Dois pesos.

Nesta quarta-feira entram em vigor as novas regras para se transportar crianças no banco de trás dos carros. Na verdade, a legislação que já existe ficará mais rigorosa. Dependendo da idade, o seu tesouro terá que ir naquela cadeirinha bojuda, acolchoada e com cinto de segurança que passa entre as perninhas dos pequenos passageiros. Os menores continuarão viajando naquela espécie de cestinha em que a criança vai com a cabeça no sentido contrário à direção do carro, e que atende pelo simpático nome de bebê-conforto. Aliás, experimente carregar aquilo pelo shopping ou pelo parque com a criança dentro. Certamente você irá rebatizar o objeto e passar a chamá-lo de papai-desconforto.

As crianças maiores serão, a partir de agora, obrigadas a estar no assento que as deixa mais altas, para que possam usar o cinto de segurança do próprio veículo. Esse assento serve especialmente para as que viajam no meio do banco traseiro, onde o cinto de apenas duas pontas não dá firmeza nem à cadeirinha acolchoada nem ao bebê-conforto. A obrigatoriedade desse assento é a grande novidade de toda essa história, e sobre ela recairá o olho atento da fiscalização e a fome insaciável do estado em punir não necessariamente para educar e preservar vidas, mas essencialmente para arrecadar com o dinheiro das infrações.

Não desmereço a necessidade de segurança dos nossos filhos, mas confesso que sempre desconfio quando, de uma hora para a outra, algum equipamento passar a ser obrigatório pela lei. Minha mente fértil de filho de um país dado a negociatas me cutuca desconfiada de que alguém mudou a lei para que a indústria do tal produto aumente as vendas. Isso, é claro, que em troca de uma boa comissão para o autor da mudança na lei, especialmente se estivermos em época de campanha política, esse monstro que se alimenta de dinheiro de origens pouco conhecidas. Sem falar que o tal do assento está em falta do mercado, não se acha em lugar nenhum. Corre a boca miúda que a indústria está segurando o estoque para vender mais caro quando a fiscalização começar para valer. Minha mente fértil, essa criatura maldosa e descrente do ser humano, me cutuca de novo: tá vendo? Eu não tô dizendo?

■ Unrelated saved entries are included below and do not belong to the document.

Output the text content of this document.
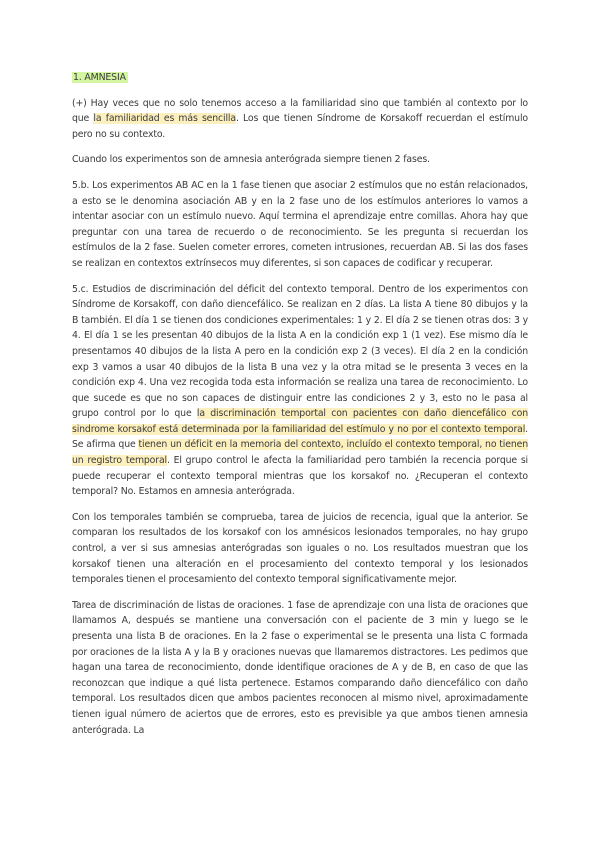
1. AMNESIA

(+) Hay veces que no solo tenemos acceso a la familiaridad sino que también al contexto por lo que la familiaridad es más sencilla. Los que tienen Síndrome de Korsakoff recuerdan el estímulo pero no su contexto.

Cuando los experimentos son de amnesia anterógrada siempre tienen 2 fases.

5.b. Los experimentos AB AC en la 1 fase tienen que asociar 2 estímulos que no están relacionados, a esto se le denomina asociación AB y en la 2 fase uno de los estímulos anteriores lo vamos a intentar asociar con un estímulo nuevo. Aquí termina el aprendizaje entre comillas. Ahora hay que preguntar con una tarea de recuerdo o de reconocimiento. Se les pregunta si recuerdan los estímulos de la 2 fase. Suelen cometer errores, cometen intrusiones, recuerdan AB. Si las dos fases se realizan en contextos extrínsecos muy diferentes, si son capaces de codificar y recuperar.

5.c. Estudios de discriminación del déficit del contexto temporal. Dentro de los experimentos con Síndrome de Korsakoff, con daño diencefálico. Se realizan en 2 días. La lista A tiene 80 dibujos y la B también. El día 1 se tienen dos condiciones experimentales: 1 y 2. El día 2 se tienen otras dos: 3 y 4. El día 1 se les presentan 40 dibujos de la lista A en la condición exp 1 (1 vez). Ese mismo día le presentamos 40 dibujos de la lista A pero en la condición exp 2 (3 veces). El día 2 en la condición exp 3 vamos a usar 40 dibujos de la lista B una vez y la otra mitad se le presenta 3 veces en la condición exp 4. Una vez recogida toda esta información se realiza una tarea de reconocimiento. Lo que sucede es que no son capaces de distinguir entre las condiciones 2 y 3, esto no le pasa al grupo control por lo que la discriminación temportal con pacientes con daño diencefálico con sindrome korsakof está determinada por la familiaridad del estímulo y no por el contexto temporal. Se afirma que tienen un déficit en la memoria del contexto, incluído el contexto temporal, no tienen un registro temporal. El grupo control le afecta la familiaridad pero también la recencia porque si puede recuperar el contexto temporal mientras que los korsakof no. ¿Recuperan el contexto temporal? No. Estamos en amnesia anterógrada.

Con los temporales también se comprueba, tarea de juicios de recencia, igual que la anterior. Se comparan los resultados de los korsakof con los amnésicos lesionados temporales, no hay grupo control, a ver si sus amnesias anterógradas son iguales o no. Los resultados muestran que los korsakof tienen una alteración en el procesamiento del contexto temporal y los lesionados temporales tienen el procesamiento del contexto temporal significativamente mejor.

Tarea de discriminación de listas de oraciones. 1 fase de aprendizaje con una lista de oraciones que llamamos A, después se mantiene una conversación con el paciente de 3 min y luego se le presenta una lista B de oraciones. En la 2 fase o experimental se le presenta una lista C formada por oraciones de la lista A y la B y oraciones nuevas que llamaremos distractores. Les pedimos que hagan una tarea de reconocimiento, donde identifique oraciones de A y de B, en caso de que las reconozcan que indique a qué lista pertenece. Estamos comparando daño diencefálico con daño temporal. Los resultados dicen que ambos pacientes reconocen al mismo nivel, aproximadamente tienen igual número de aciertos que de errores, esto es previsible ya que ambos tienen amnesia anterógrada. La
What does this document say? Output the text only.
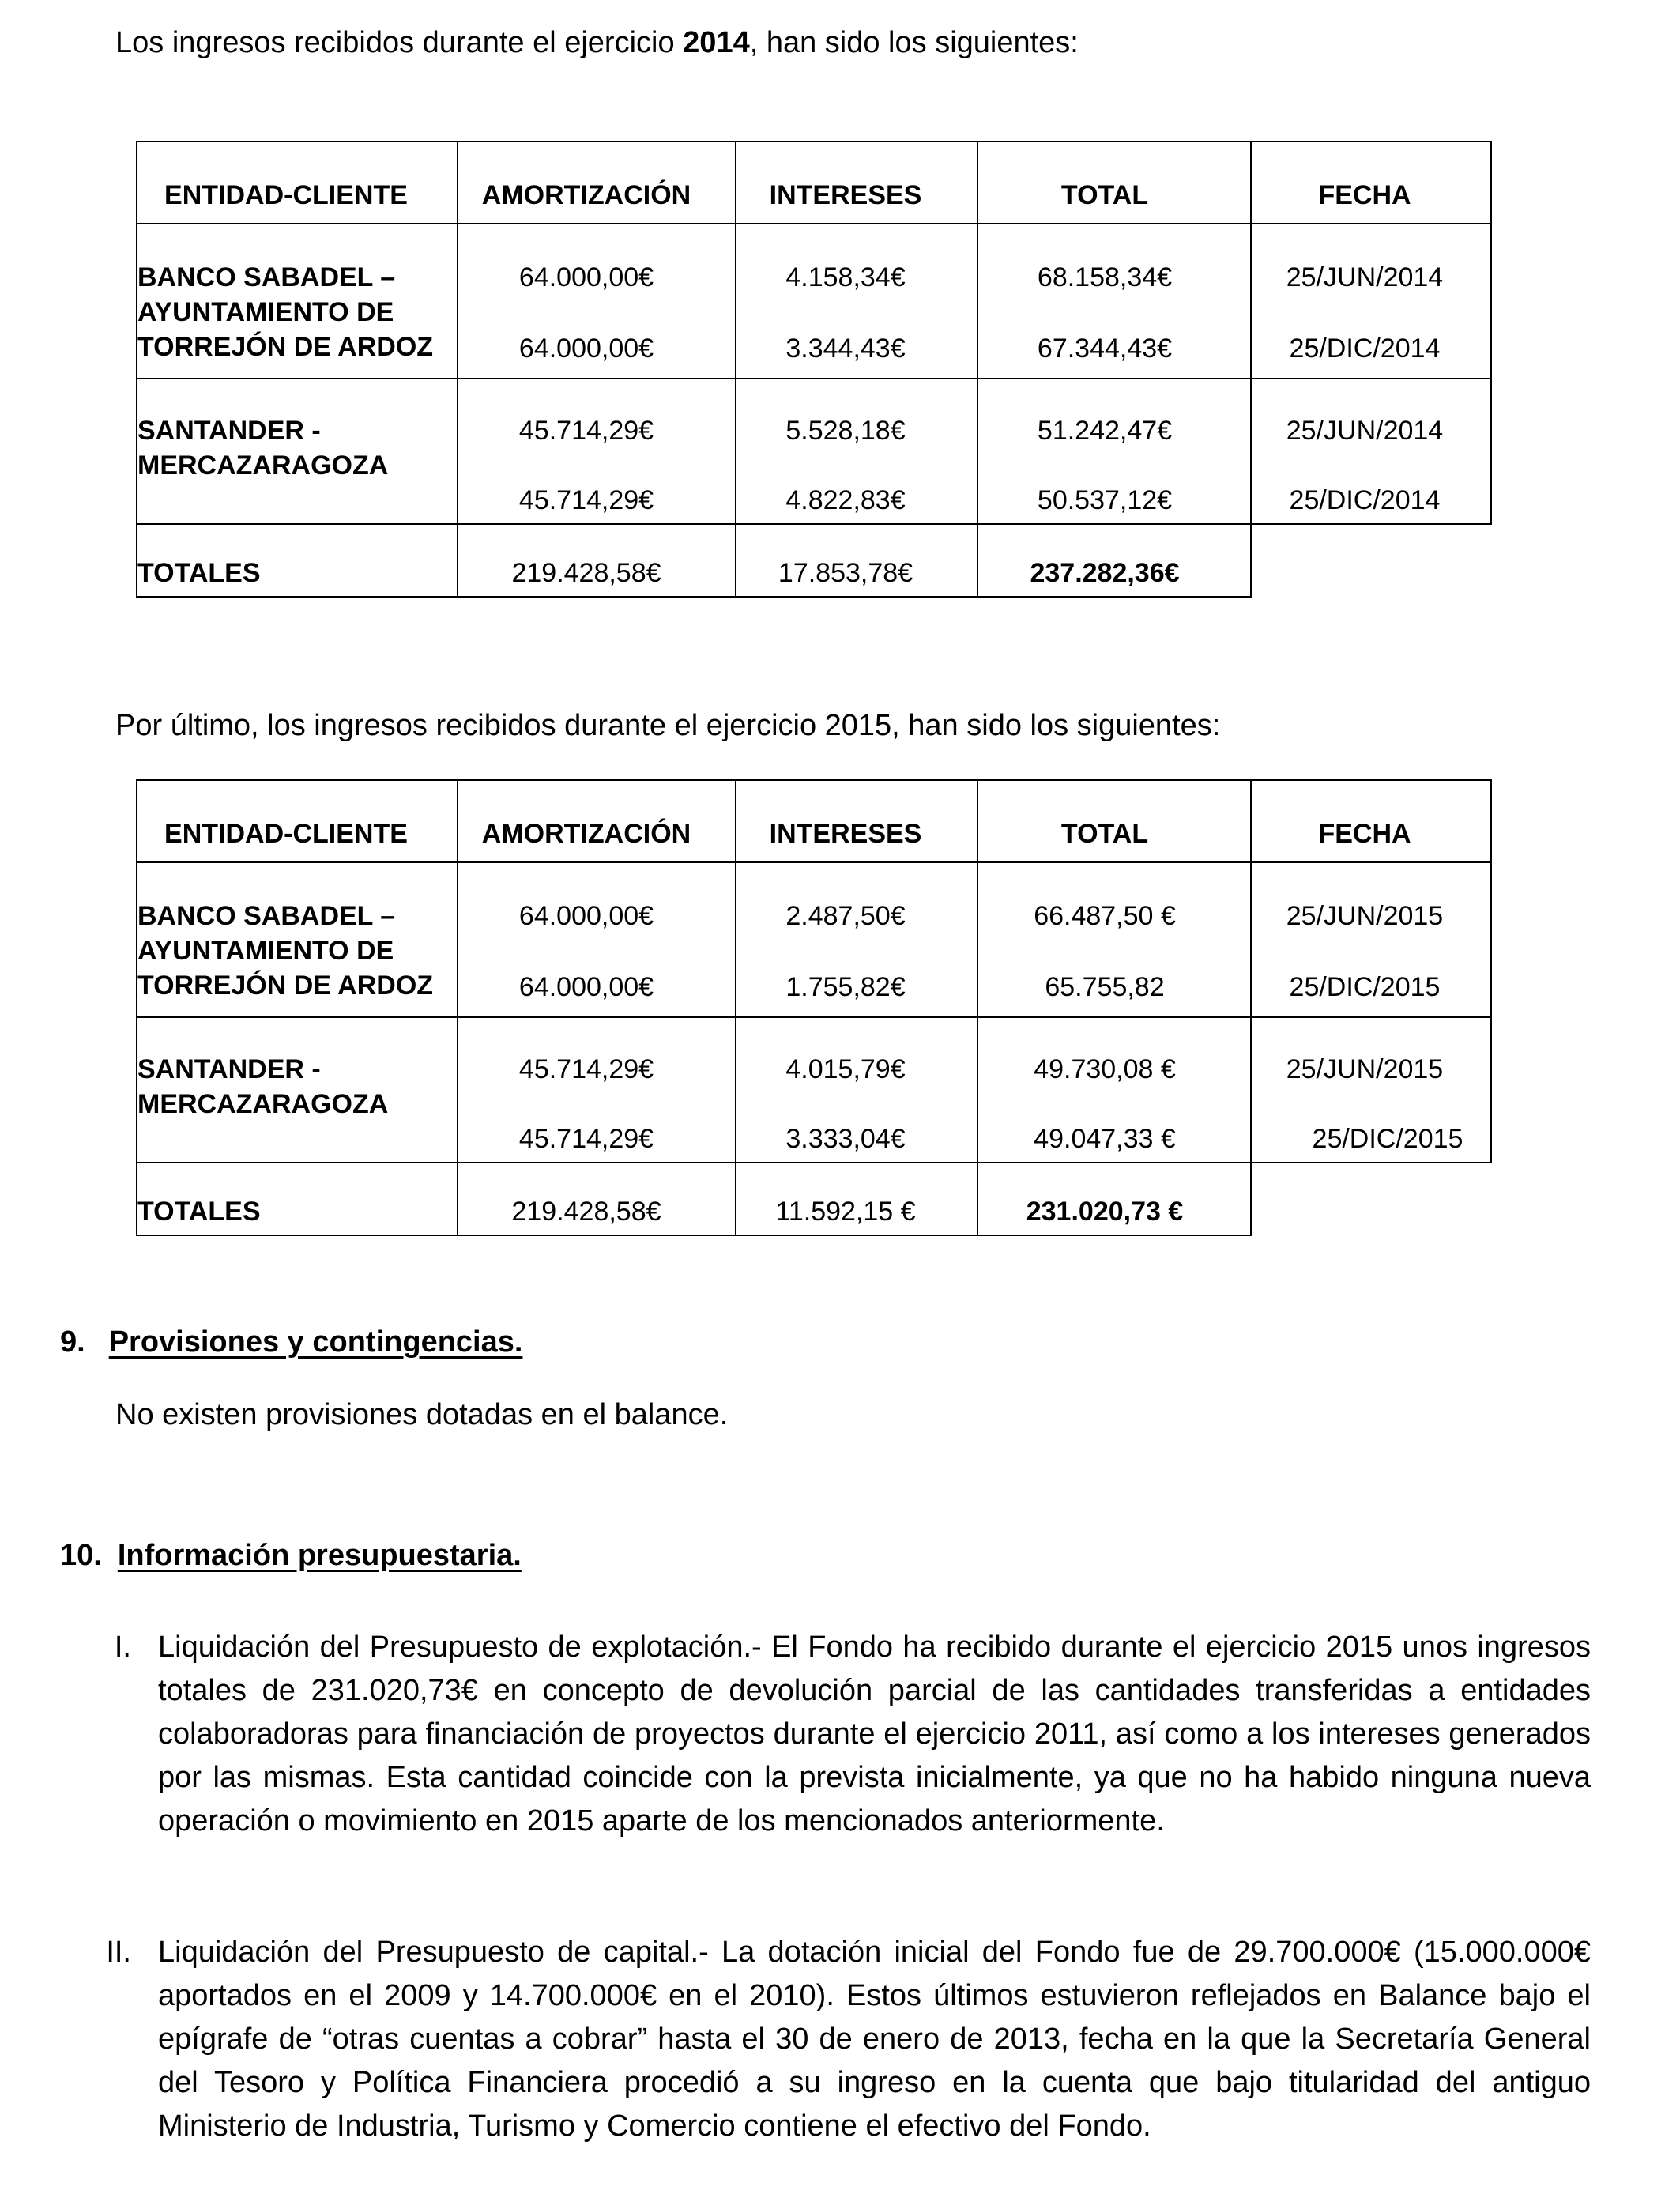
Los ingresos recibidos durante el ejercicio 2014, han sido los siguientes:

ENTIDAD-CLIENTE	AMORTIZACIÓN	INTERESES	TOTAL	FECHA
BANCO SABADEL –
AYUNTAMIENTO DE
TORREJÓN DE ARDOZ
64.000,00€	4.158,34€	68.158,34€	25/JUN/2014
64.000,00€	3.344,43€	67.344,43€	25/DIC/2014
SANTANDER -
MERCAZARAGOZA
45.714,29€	5.528,18€	51.242,47€	25/JUN/2014
45.714,29€	4.822,83€	50.537,12€	25/DIC/2014
TOTALES	219.428,58€	17.853,78€	237.282,36€

Por último, los ingresos recibidos durante el ejercicio 2015, han sido los siguientes:

ENTIDAD-CLIENTE	AMORTIZACIÓN	INTERESES	TOTAL	FECHA
BANCO SABADEL –
AYUNTAMIENTO DE
TORREJÓN DE ARDOZ
64.000,00€	2.487,50€	66.487,50 €	25/JUN/2015
64.000,00€	1.755,82€	65.755,82	25/DIC/2015
SANTANDER -
MERCAZARAGOZA
45.714,29€	4.015,79€	49.730,08 €	25/JUN/2015
45.714,29€	3.333,04€	49.047,33 €	25/DIC/2015
TOTALES	219.428,58€	11.592,15 €	231.020,73 €
9. Provisiones y contingencias.

No existen provisiones dotadas en el balance.

10. Información presupuestaria.
I. Liquidación del Presupuesto de explotación.- El Fondo ha recibido durante el ejercicio 2015 unos ingresos totales de 231.020,73€ en concepto de devolución parcial de las cantidades transferidas a entidades colaboradoras para financiación de proyectos durante el ejercicio 2011, así como a los intereses generados por las mismas. Esta cantidad coincide con la prevista inicialmente, ya que no ha habido ninguna nueva operación o movimiento en 2015 aparte de los mencionados anteriormente.

II. Liquidación del Presupuesto de capital.- La dotación inicial del Fondo fue de 29.700.000€ (15.000.000€ aportados en el 2009 y 14.700.000€ en el 2010). Estos últimos estuvieron reflejados en Balance bajo el epígrafe de “otras cuentas a cobrar” hasta el 30 de enero de 2013, fecha en la que la Secretaría General del Tesoro y Política Financiera procedió a su ingreso en la cuenta que bajo titularidad del antiguo Ministerio de Industria, Turismo y Comercio contiene el efectivo del Fondo.
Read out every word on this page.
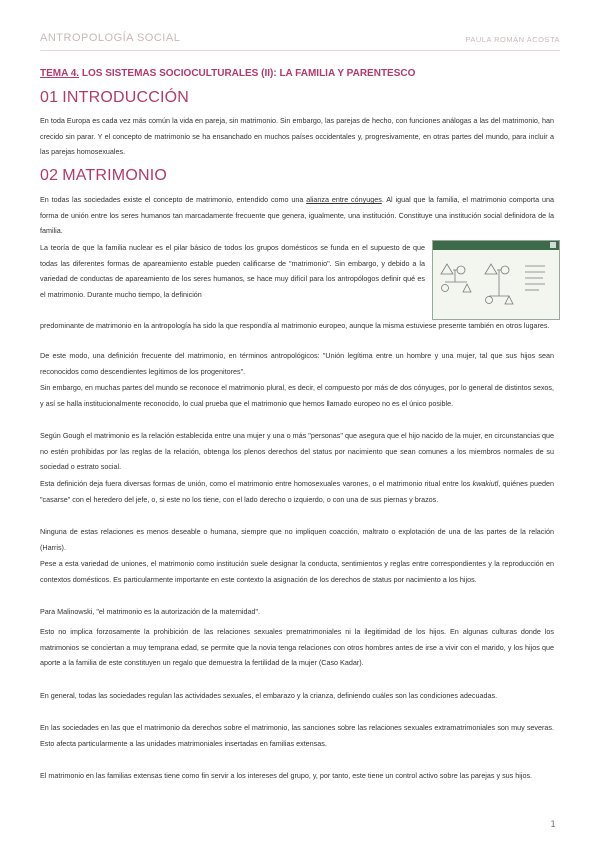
ANTROPOLOGÍA SOCIAL	PAULA ROMÁN ACOSTA
TEMA 4. LOS SISTEMAS SOCIOCULTURALES (II): LA FAMILIA Y PARENTESCO
01 INTRODUCCIÓN
En toda Europa es cada vez más común la vida en pareja, sin matrimonio. Sin embargo, las parejas de hecho, con funciones análogas a las del matrimonio, han crecido sin parar. Y el concepto de matrimonio se ha ensanchado en muchos países occidentales y, progresivamente, en otras partes del mundo, para incluir a las parejas homosexuales.
02 MATRIMONIO
En todas las sociedades existe el concepto de matrimonio, entendido como una alianza entre cónyuges. Al igual que la familia, el matrimonio comporta una forma de unión entre los seres humanos tan marcadamente frecuente que genera, igualmente, una institución. Constituye una institución social definidora de la familia.
La teoría de que la familia nuclear es el pilar básico de todos los grupos domésticos se funda en el supuesto de que todas las diferentes formas de apareamiento estable pueden calificarse de "matrimonio". Sin embargo, y debido a la variedad de conductas de apareamiento de los seres humanos, se hace muy difícil para los antropólogos definir qué es el matrimonio. Durante mucho tiempo, la definición
predominante de matrimonio en la antropología ha sido la que respondía al matrimonio europeo, aunque la misma estuviese presente también en otros lugares.
De este modo, una definición frecuente del matrimonio, en términos antropológicos: "Unión legítima entre un hombre y una mujer, tal que sus hijos sean reconocidos como descendientes legítimos de los progenitores".
Sin embargo, en muchas partes del mundo se reconoce el matrimonio plural, es decir, el compuesto por más de dos cónyuges, por lo general de distintos sexos, y así se halla institucionalmente reconocido, lo cual prueba que el matrimonio que hemos llamado europeo no es el único posible.
Según Gough el matrimonio es la relación establecida entre una mujer y una o más "personas" que asegura que el hijo nacido de la mujer, en circunstancias que no estén prohibidas por las reglas de la relación, obtenga los plenos derechos del status por nacimiento que sean comunes a los miembros normales de su sociedad o estrato social.
Esta definición deja fuera diversas formas de unión, como el matrimonio entre homosexuales varones, o el matrimonio ritual entre los kwakiutl, quiénes pueden "casarse" con el heredero del jefe, o, si este no los tiene, con el lado derecho o izquierdo, o con una de sus piernas y brazos.
Ninguna de estas relaciones es menos deseable o humana, siempre que no impliquen coacción, maltrato o explotación de una de las partes de la relación (Harris).
Pese a esta variedad de uniones, el matrimonio como institución suele designar la conducta, sentimientos y reglas entre correspondientes y la reproducción en contextos domésticos. Es particularmente importante en este contexto la asignación de los derechos de status por nacimiento a los hijos.
Para Malinowski, "el matrimonio es la autorización de la maternidad".
Esto no implica forzosamente la prohibición de las relaciones sexuales prematrimoniales ni la ilegitimidad de los hijos. En algunas culturas donde los matrimonios se conciertan a muy temprana edad, se permite que la novia tenga relaciones con otros hombres antes de irse a vivir con el marido, y los hijos que aporte a la familia de este constituyen un regalo que demuestra la fertilidad de la mujer (Caso Kadar).
En general, todas las sociedades regulan las actividades sexuales, el embarazo y la crianza, definiendo cuáles son las condiciones adecuadas.
En las sociedades en las que el matrimonio da derechos sobre el matrimonio, las sanciones sobre las relaciones sexuales extramatrimoniales son muy severas. Esto afecta particularmente a las unidades matrimoniales insertadas en familias extensas.
El matrimonio en las familias extensas tiene como fin servir a los intereses del grupo, y, por tanto, este tiene un control activo sobre las parejas y sus hijos.
1
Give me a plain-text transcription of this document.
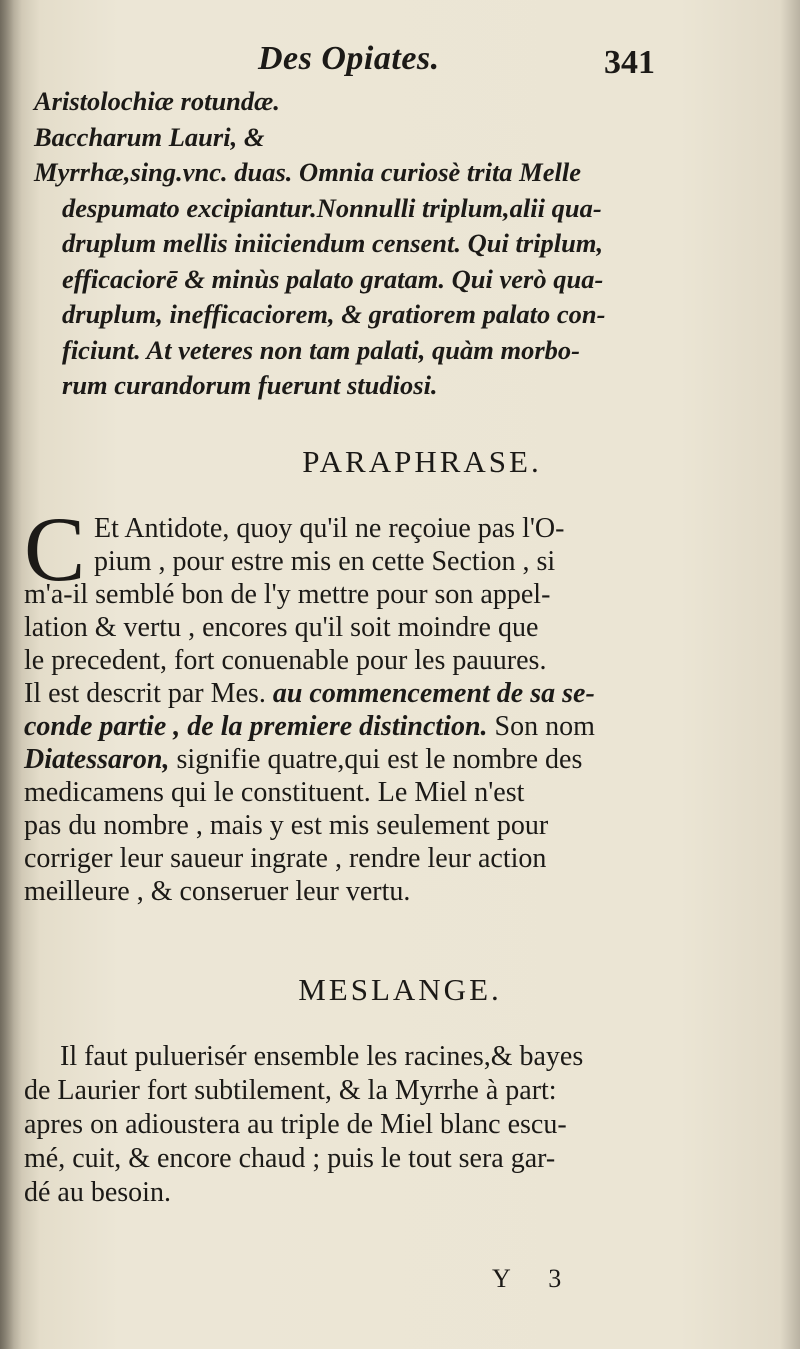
Des Opiates.	341
Aristolochiæ rotundæ.
Baccharum Lauri, &
Myrrhæ,sing.vnc. duas. Omnia curiosè trita Melle
despumato excipiantur.Nonnulli triplum,alii qua-
druplum mellis iniiciendum censent. Qui triplum,
efficaciorē & minùs palato gratam. Qui verò qua-
druplum, inefficaciorem, & gratiorem palato con-
ficiunt. At veteres non tam palati, quàm morbo-
rum curandorum fuerunt studiosi.
PARAPHRASE.
C Et Antidote, quoy qu'il ne reçoiue pas l'O-
pium , pour estre mis en cette Section , si
m'a-il semblé bon de l'y mettre pour son appel-
lation & vertu , encores qu'il soit moindre que
le precedent, fort conuenable pour les pauures.
Il est descrit par Mes. au commencement de sa se-
conde partie , de la premiere distinction. Son nom
Diatessaron, signifie quatre,qui est le nombre des
medicamens qui le constituent. Le Miel n'est
pas du nombre , mais y est mis seulement pour
corriger leur saueur ingrate , rendre leur action
meilleure , & conseruer leur vertu.
MESLANGE.
Il faut puluerisér ensemble les racines,& bayes
de Laurier fort subtilement, & la Myrrhe à part:
apres on adioustera au triple de Miel blanc escu-
mé, cuit, & encore chaud ; puis le tout sera gar-
dé au besoin.
Y 3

Mas há um aspecto maior, e esse realmente concreto, quando o assunto é alteração de lei que torna obrigatório um equipamento ou uma conduta por parte da sociedade. Se o alvo da mudança é o cidadão comum, o contribuinte frágil e acuado pelas decisões do estado, a fiscalização começa inclemente, sem discussão, sem tempo a perder com alegações ou defesa em caso de descumprimento da lei. É preto no branco: se não está andando na linha, fazendo o que o governo determina, o pau quebra, o sujeito é enquadrado e leva logo multa para regularizar a situação. Contra nós o estado é forte, atuante, duro. Mas digamos que a alteração na lei determinasse a obrigatoriedade, por exemplo, do cinto de segurança de três pontas no meio do banco traseiro, item que deveria equipar há muito tempo todos os carros brasileiros. É pouco provável que houvesse uma lei obrigando as montadoras a defender a segurança dos consumidores. E se houvesse, o prazo para a entrada em vigor seria como os fixados para acordos internacionais na área ambiental, tão longos que permitem antes a morte do planeta. E, é claro, a tal fome fiscalizadora do estado seria substituída por uma falta de apetite anoréxica.